The December 28th settlement was made effective upon signing. In addition to the fine, it requires the company to enter into a corrective action plan (CAP) with HHS. CAP provisions will require the company to designate a HIPAA compliance representative to correspond directly with the Regional Manager of the OCR. The CAP also requires 21st Century Oncology to conduct “an accurate and thorough assessment of the potential risks and vulnerabilities” regarding its patient health data security, which HHS says the company failed to do upon discovery of the breach.
21st Century Oncology is based in Fort Myers, Florida. It manages over 140 cancer specialty clinics in more than a dozen states across the country, from Key West to Detroit and from Providence to Anaheim. It also manages 36 locations in Latin America.

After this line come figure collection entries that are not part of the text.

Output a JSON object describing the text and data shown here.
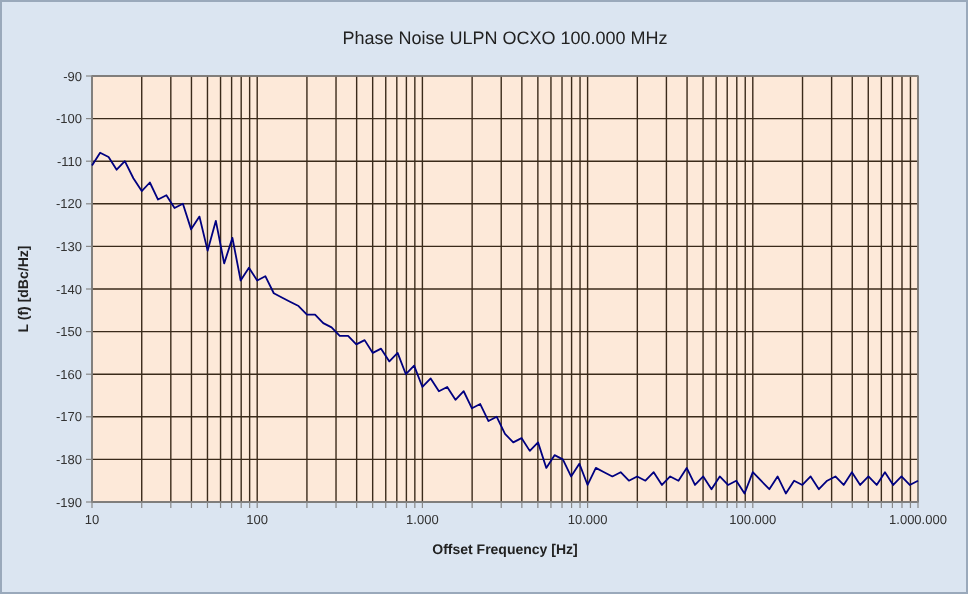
{
  "chart_data": {
    "type": "line",
    "title": "Phase Noise ULPN OCXO 100.000 MHz",
    "xlabel": "Offset Frequency [Hz]",
    "ylabel": "L (f) [dBc/Hz]",
    "log": "x",
    "grid": true,
    "marker": "none",
    "line_style": "solid",
    "xlim": [
      10,
      1000000
    ],
    "ylim": [
      -190,
      -90
    ],
    "xticks": [
      {
        "value": 10,
        "label": "10"
      },
      {
        "value": 20,
        "label": null
      },
      {
        "value": 30,
        "label": null
      },
      {
        "value": 40,
        "label": null
      },
      {
        "value": 50,
        "label": null
      },
      {
        "value": 60,
        "label": null
      },
      {
        "value": 70,
        "label": null
      },
      {
        "value": 80,
        "label": null
      },
      {
        "value": 90,
        "label": null
      },
      {
        "value": 100,
        "label": "100"
      },
      {
        "value": 200,
        "label": null
      },
      {
        "value": 300,
        "label": null
      },
      {
        "value": 400,
        "label": null
      },
      {
        "value": 500,
        "label": null
      },
      {
        "value": 600,
        "label": null
      },
      {
        "value": 700,
        "label": null
      },
      {
        "value": 800,
        "label": null
      },
      {
        "value": 900,
        "label": null
      },
      {
        "value": 1000,
        "label": "1.000"
      },
      {
        "value": 2000,
        "label": null
      },
      {
        "value": 3000,
        "label": null
      },
      {
        "value": 4000,
        "label": null
      },
      {
        "value": 5000,
        "label": null
      },
      {
        "value": 6000,
        "label": null
      },
      {
        "value": 7000,
        "label": null
      },
      {
        "value": 8000,
        "label": null
      },
      {
        "value": 9000,
        "label": null
      },
      {
        "value": 10000,
        "label": "10.000"
      },
      {
        "value": 20000,
        "label": null
      },
      {
        "value": 30000,
        "label": null
      },
      {
        "value": 40000,
        "label": null
      },
      {
        "value": 50000,
        "label": null
      },
      {
        "value": 60000,
        "label": null
      },
      {
        "value": 70000,
        "label": null
      },
      {
        "value": 80000,
        "label": null
      },
      {
        "value": 90000,
        "label": null
      },
      {
        "value": 100000,
        "label": "100.000"
      },
      {
        "value": 200000,
        "label": null
      },
      {
        "value": 300000,
        "label": null
      },
      {
        "value": 400000,
        "label": null
      },
      {
        "value": 500000,
        "label": null
      },
      {
        "value": 600000,
        "label": null
      },
      {
        "value": 700000,
        "label": null
      },
      {
        "value": 800000,
        "label": null
      },
      {
        "value": 900000,
        "label": null
      },
      {
        "value": 1000000,
        "label": "1.000.000"
      }
    ],
    "yticks": [
      -190,
      -180,
      -170,
      -160,
      -150,
      -140,
      -130,
      -120,
      -110,
      -100,
      -90
    ],
    "x": [
      10,
      11.2,
      12.6,
      14.1,
      15.8,
      17.8,
      20,
      22.4,
      25.1,
      28.2,
      31.6,
      35.5,
      39.8,
      44.7,
      50.1,
      56.2,
      63.1,
      70.8,
      79.4,
      89.1,
      100,
      112,
      126,
      141,
      158,
      178,
      200,
      224,
      251,
      282,
      316,
      355,
      398,
      447,
      501,
      562,
      631,
      708,
      794,
      891,
      1000,
      1122,
      1259,
      1413,
      1585,
      1778,
      1995,
      2239,
      2512,
      2818,
      3162,
      3548,
      3981,
      4467,
      5012,
      5623,
      6310,
      7079,
      7943,
      8913,
      10000,
      11220,
      12589,
      14125,
      15849,
      17783,
      19953,
      22387,
      25119,
      28184,
      31623,
      35481,
      39811,
      44668,
      50119,
      56234,
      63096,
      70795,
      79433,
      89125,
      100000,
      112202,
      125893,
      141254,
      158489,
      177828,
      199526,
      223872,
      251189,
      281838,
      316228,
      354813,
      398107,
      446684,
      501187,
      562341,
      630957,
      707946,
      794328,
      891251,
      1000000
    ],
    "series": [
      {
        "color": "#000080",
        "values": [
          -111,
          -108,
          -109,
          -112,
          -110,
          -114,
          -117,
          -115,
          -119,
          -118,
          -121,
          -120,
          -126,
          -123,
          -131,
          -124,
          -134,
          -128,
          -138,
          -135,
          -138,
          -137,
          -141,
          -142,
          -143,
          -144,
          -146,
          -146,
          -148,
          -149,
          -151,
          -151,
          -153,
          -152,
          -155,
          -154,
          -157,
          -155,
          -160,
          -158,
          -163,
          -161,
          -164,
          -163,
          -166,
          -164,
          -168,
          -167,
          -171,
          -170,
          -174,
          -176,
          -175,
          -178,
          -176,
          -182,
          -179,
          -180,
          -184,
          -181,
          -186,
          -182,
          -183,
          -184,
          -183,
          -185,
          -184,
          -185,
          -183,
          -186,
          -184,
          -185,
          -182,
          -186,
          -184,
          -187,
          -184,
          -186,
          -185,
          -188,
          -183,
          -185,
          -187,
          -184,
          -188,
          -185,
          -186,
          -184,
          -187,
          -185,
          -184,
          -186,
          -183,
          -186,
          -184,
          -186,
          -183,
          -186,
          -184,
          -186,
          -185
        ]
      }
    ]
  }
}
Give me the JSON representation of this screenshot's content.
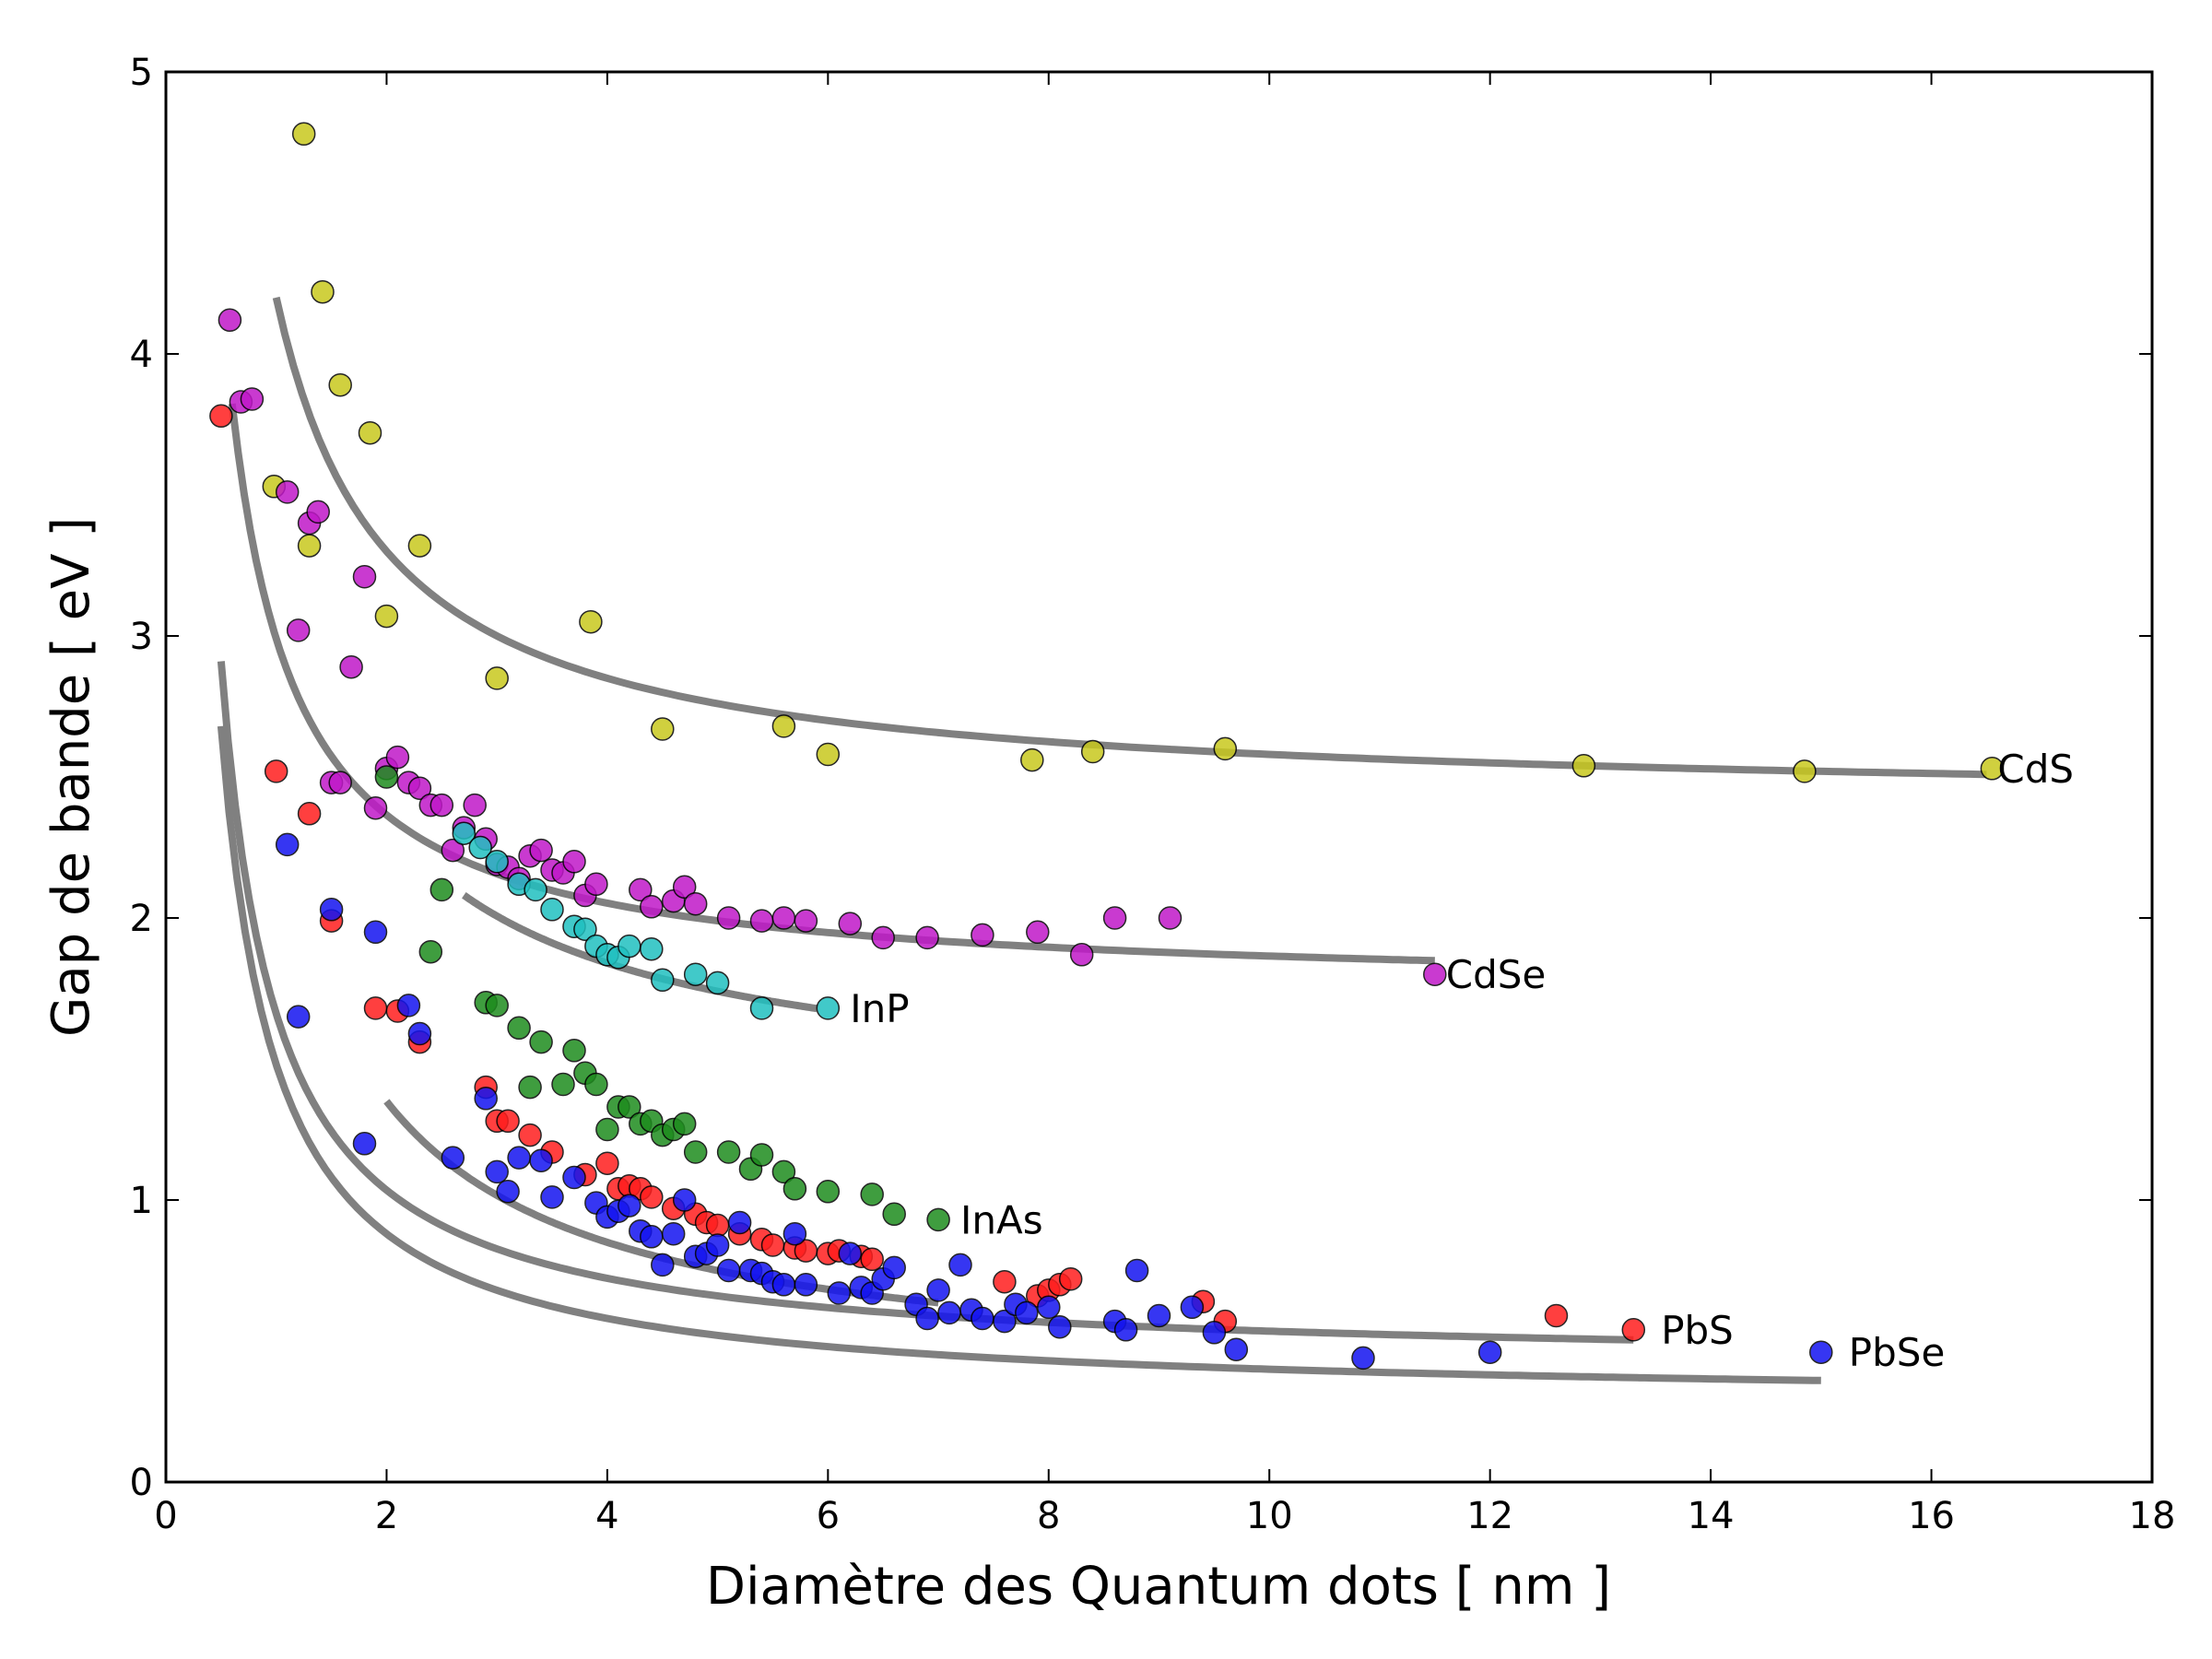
{
  "chart_data": {
    "type": "scatter",
    "title": "",
    "xlabel": "Diamètre des Quantum dots [ nm ]",
    "ylabel": "Gap de bande [ eV ]",
    "xlim": [
      0,
      18
    ],
    "ylim": [
      0,
      5
    ],
    "xticks": [
      "0",
      "2",
      "4",
      "6",
      "8",
      "10",
      "12",
      "14",
      "16",
      "18"
    ],
    "yticks": [
      "0",
      "1",
      "2",
      "3",
      "4",
      "5"
    ],
    "grid": false,
    "series": [
      {
        "name": "CdS",
        "color": "#c8c81e",
        "label_at": [
          16.6,
          2.53
        ],
        "fit_curve": {
          "a": 2.4,
          "b": 1.8,
          "x_range": [
            1.0,
            16.5
          ]
        },
        "points": [
          [
            1.25,
            4.78
          ],
          [
            1.42,
            4.22
          ],
          [
            1.58,
            3.89
          ],
          [
            1.85,
            3.72
          ],
          [
            0.98,
            3.53
          ],
          [
            1.3,
            3.32
          ],
          [
            2.3,
            3.32
          ],
          [
            2.0,
            3.07
          ],
          [
            3.85,
            3.05
          ],
          [
            3.0,
            2.85
          ],
          [
            4.5,
            2.67
          ],
          [
            5.6,
            2.68
          ],
          [
            6.0,
            2.58
          ],
          [
            7.85,
            2.56
          ],
          [
            8.4,
            2.59
          ],
          [
            9.6,
            2.6
          ],
          [
            12.85,
            2.54
          ],
          [
            14.85,
            2.52
          ],
          [
            16.55,
            2.53
          ]
        ]
      },
      {
        "name": "CdSe",
        "color": "#c018c8",
        "label_at": [
          11.6,
          1.8
        ],
        "fit_curve": {
          "a": 1.74,
          "b": 1.25,
          "x_range": [
            0.6,
            11.5
          ]
        },
        "points": [
          [
            0.58,
            4.12
          ],
          [
            0.68,
            3.83
          ],
          [
            0.78,
            3.84
          ],
          [
            1.1,
            3.51
          ],
          [
            1.3,
            3.4
          ],
          [
            1.38,
            3.44
          ],
          [
            1.8,
            3.21
          ],
          [
            1.2,
            3.02
          ],
          [
            1.68,
            2.89
          ],
          [
            1.5,
            2.48
          ],
          [
            1.58,
            2.48
          ],
          [
            1.9,
            2.39
          ],
          [
            2.0,
            2.53
          ],
          [
            2.1,
            2.57
          ],
          [
            2.2,
            2.48
          ],
          [
            2.3,
            2.46
          ],
          [
            2.4,
            2.4
          ],
          [
            2.5,
            2.4
          ],
          [
            2.6,
            2.24
          ],
          [
            2.7,
            2.32
          ],
          [
            2.8,
            2.4
          ],
          [
            2.9,
            2.28
          ],
          [
            3.0,
            2.19
          ],
          [
            3.1,
            2.18
          ],
          [
            3.2,
            2.14
          ],
          [
            3.3,
            2.22
          ],
          [
            3.4,
            2.24
          ],
          [
            3.5,
            2.17
          ],
          [
            3.6,
            2.16
          ],
          [
            3.7,
            2.2
          ],
          [
            3.8,
            2.08
          ],
          [
            3.9,
            2.12
          ],
          [
            4.3,
            2.1
          ],
          [
            4.4,
            2.04
          ],
          [
            4.6,
            2.06
          ],
          [
            4.7,
            2.11
          ],
          [
            4.8,
            2.05
          ],
          [
            5.1,
            2.0
          ],
          [
            5.4,
            1.99
          ],
          [
            5.6,
            2.0
          ],
          [
            5.8,
            1.99
          ],
          [
            6.2,
            1.98
          ],
          [
            6.5,
            1.93
          ],
          [
            6.9,
            1.93
          ],
          [
            7.4,
            1.94
          ],
          [
            7.9,
            1.95
          ],
          [
            8.3,
            1.87
          ],
          [
            8.6,
            2.0
          ],
          [
            9.1,
            2.0
          ],
          [
            11.5,
            1.8
          ]
        ]
      },
      {
        "name": "InP",
        "color": "#20c0c0",
        "label_at": [
          6.2,
          1.68
        ],
        "fit_curve": {
          "a": 1.34,
          "b": 2.0,
          "x_range": [
            2.7,
            5.9
          ]
        },
        "points": [
          [
            2.7,
            2.3
          ],
          [
            2.85,
            2.25
          ],
          [
            3.0,
            2.2
          ],
          [
            3.2,
            2.12
          ],
          [
            3.35,
            2.1
          ],
          [
            3.5,
            2.03
          ],
          [
            3.7,
            1.97
          ],
          [
            3.8,
            1.96
          ],
          [
            3.9,
            1.9
          ],
          [
            4.0,
            1.87
          ],
          [
            4.1,
            1.86
          ],
          [
            4.2,
            1.9
          ],
          [
            4.4,
            1.89
          ],
          [
            4.5,
            1.78
          ],
          [
            4.8,
            1.8
          ],
          [
            5.0,
            1.77
          ],
          [
            5.4,
            1.68
          ],
          [
            6.0,
            1.68
          ]
        ]
      },
      {
        "name": "InAs",
        "color": "#1e8c1e",
        "label_at": [
          7.2,
          0.93
        ],
        "fit_curve": {
          "a": 0.35,
          "b": 2.0,
          "x_range": [
            2.0,
            7.0
          ]
        },
        "points": [
          [
            2.0,
            2.5
          ],
          [
            2.5,
            2.1
          ],
          [
            2.4,
            1.88
          ],
          [
            2.9,
            1.7
          ],
          [
            3.0,
            1.69
          ],
          [
            3.2,
            1.61
          ],
          [
            3.4,
            1.56
          ],
          [
            3.3,
            1.4
          ],
          [
            3.6,
            1.41
          ],
          [
            3.7,
            1.53
          ],
          [
            3.8,
            1.45
          ],
          [
            3.9,
            1.41
          ],
          [
            4.0,
            1.25
          ],
          [
            4.1,
            1.33
          ],
          [
            4.2,
            1.33
          ],
          [
            4.3,
            1.27
          ],
          [
            4.4,
            1.28
          ],
          [
            4.5,
            1.23
          ],
          [
            4.6,
            1.25
          ],
          [
            4.7,
            1.27
          ],
          [
            4.8,
            1.17
          ],
          [
            5.1,
            1.17
          ],
          [
            5.3,
            1.11
          ],
          [
            5.4,
            1.16
          ],
          [
            5.6,
            1.1
          ],
          [
            5.7,
            1.04
          ],
          [
            6.0,
            1.03
          ],
          [
            6.4,
            1.02
          ],
          [
            6.6,
            0.95
          ],
          [
            7.0,
            0.93
          ]
        ]
      },
      {
        "name": "PbS",
        "color": "#ff1e1e",
        "label_at": [
          13.55,
          0.54
        ],
        "fit_curve": {
          "a": 0.41,
          "b": 1.25,
          "x_range": [
            0.5,
            13.3
          ]
        },
        "points": [
          [
            0.5,
            3.78
          ],
          [
            1.0,
            2.52
          ],
          [
            1.3,
            2.37
          ],
          [
            1.5,
            1.99
          ],
          [
            1.9,
            1.68
          ],
          [
            2.1,
            1.67
          ],
          [
            2.3,
            1.56
          ],
          [
            2.9,
            1.4
          ],
          [
            3.0,
            1.28
          ],
          [
            3.1,
            1.28
          ],
          [
            3.3,
            1.23
          ],
          [
            3.5,
            1.17
          ],
          [
            3.8,
            1.09
          ],
          [
            4.0,
            1.13
          ],
          [
            4.1,
            1.04
          ],
          [
            4.2,
            1.05
          ],
          [
            4.3,
            1.04
          ],
          [
            4.4,
            1.01
          ],
          [
            4.6,
            0.97
          ],
          [
            4.8,
            0.95
          ],
          [
            4.9,
            0.92
          ],
          [
            5.0,
            0.91
          ],
          [
            5.2,
            0.88
          ],
          [
            5.4,
            0.86
          ],
          [
            5.5,
            0.84
          ],
          [
            5.7,
            0.83
          ],
          [
            5.8,
            0.82
          ],
          [
            6.0,
            0.81
          ],
          [
            6.1,
            0.82
          ],
          [
            6.3,
            0.8
          ],
          [
            6.4,
            0.79
          ],
          [
            7.6,
            0.71
          ],
          [
            7.9,
            0.66
          ],
          [
            8.0,
            0.68
          ],
          [
            8.1,
            0.7
          ],
          [
            8.2,
            0.72
          ],
          [
            9.4,
            0.64
          ],
          [
            9.6,
            0.57
          ],
          [
            12.6,
            0.59
          ],
          [
            13.3,
            0.54
          ]
        ]
      },
      {
        "name": "PbSe",
        "color": "#1414f0",
        "label_at": [
          15.25,
          0.46
        ],
        "fit_curve": {
          "a": 0.28,
          "b": 1.2,
          "x_range": [
            0.5,
            15.0
          ]
        },
        "points": [
          [
            1.1,
            2.26
          ],
          [
            1.5,
            2.03
          ],
          [
            1.9,
            1.95
          ],
          [
            1.2,
            1.65
          ],
          [
            2.2,
            1.69
          ],
          [
            2.3,
            1.59
          ],
          [
            1.8,
            1.2
          ],
          [
            2.6,
            1.15
          ],
          [
            2.9,
            1.36
          ],
          [
            3.0,
            1.1
          ],
          [
            3.1,
            1.03
          ],
          [
            3.2,
            1.15
          ],
          [
            3.4,
            1.14
          ],
          [
            3.5,
            1.01
          ],
          [
            3.7,
            1.08
          ],
          [
            3.9,
            0.99
          ],
          [
            4.0,
            0.94
          ],
          [
            4.1,
            0.96
          ],
          [
            4.2,
            0.98
          ],
          [
            4.3,
            0.89
          ],
          [
            4.4,
            0.87
          ],
          [
            4.5,
            0.77
          ],
          [
            4.6,
            0.88
          ],
          [
            4.7,
            1.0
          ],
          [
            4.8,
            0.8
          ],
          [
            4.9,
            0.81
          ],
          [
            5.0,
            0.84
          ],
          [
            5.1,
            0.75
          ],
          [
            5.2,
            0.92
          ],
          [
            5.3,
            0.75
          ],
          [
            5.4,
            0.74
          ],
          [
            5.5,
            0.71
          ],
          [
            5.6,
            0.7
          ],
          [
            5.7,
            0.88
          ],
          [
            5.8,
            0.7
          ],
          [
            6.1,
            0.67
          ],
          [
            6.2,
            0.81
          ],
          [
            6.3,
            0.69
          ],
          [
            6.4,
            0.67
          ],
          [
            6.5,
            0.72
          ],
          [
            6.6,
            0.76
          ],
          [
            6.8,
            0.63
          ],
          [
            6.9,
            0.58
          ],
          [
            7.0,
            0.68
          ],
          [
            7.1,
            0.6
          ],
          [
            7.2,
            0.77
          ],
          [
            7.3,
            0.61
          ],
          [
            7.4,
            0.58
          ],
          [
            7.6,
            0.57
          ],
          [
            7.7,
            0.63
          ],
          [
            7.8,
            0.6
          ],
          [
            8.0,
            0.62
          ],
          [
            8.1,
            0.55
          ],
          [
            8.6,
            0.57
          ],
          [
            8.7,
            0.54
          ],
          [
            8.8,
            0.75
          ],
          [
            9.0,
            0.59
          ],
          [
            9.3,
            0.62
          ],
          [
            9.5,
            0.53
          ],
          [
            9.7,
            0.47
          ],
          [
            10.85,
            0.44
          ],
          [
            12.0,
            0.46
          ],
          [
            15.0,
            0.46
          ]
        ]
      }
    ]
  }
}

The company filed for bankruptcy in May of 2017, citing healthcare industry volatility, changes in reimbursement, and compliance costs. It employs more than 4,000 people, including hundreds of physicians. It has more than $1.1 billion worth of debt, according to The News-Press, although it did report annual revenue of $1 billion in 2016.
OCR Director Roger Severino hoped that the penalty would send a message about proactivity. “People need to trust that their private health information will remain exactly that,” he said. “It’s not just my hope that covered entities will learn from this example…it’s what the law requires.”
In an official statement, HHS says that “The settlement with OCR will resolve OCR’s claims against 21CO and the corrective action plan will ensure that the reorganized entity emerges from bankruptcy with a strong HIPAA compliance program in place.” The recently-disclosed settlement was approved by the bankruptcy court in December.
The situation could be far from resolved for the company, though. Numerous patient lawsuits related to the data breach are still pending against 21st Century Oncology, which has also found other financial and regulatory issues in recent years. In a 2016 case, the Department of Justice found the company had routinely overbilled Medicare for unnecessary tests between 2009 and 2015. It was fined more than $34 million as a result.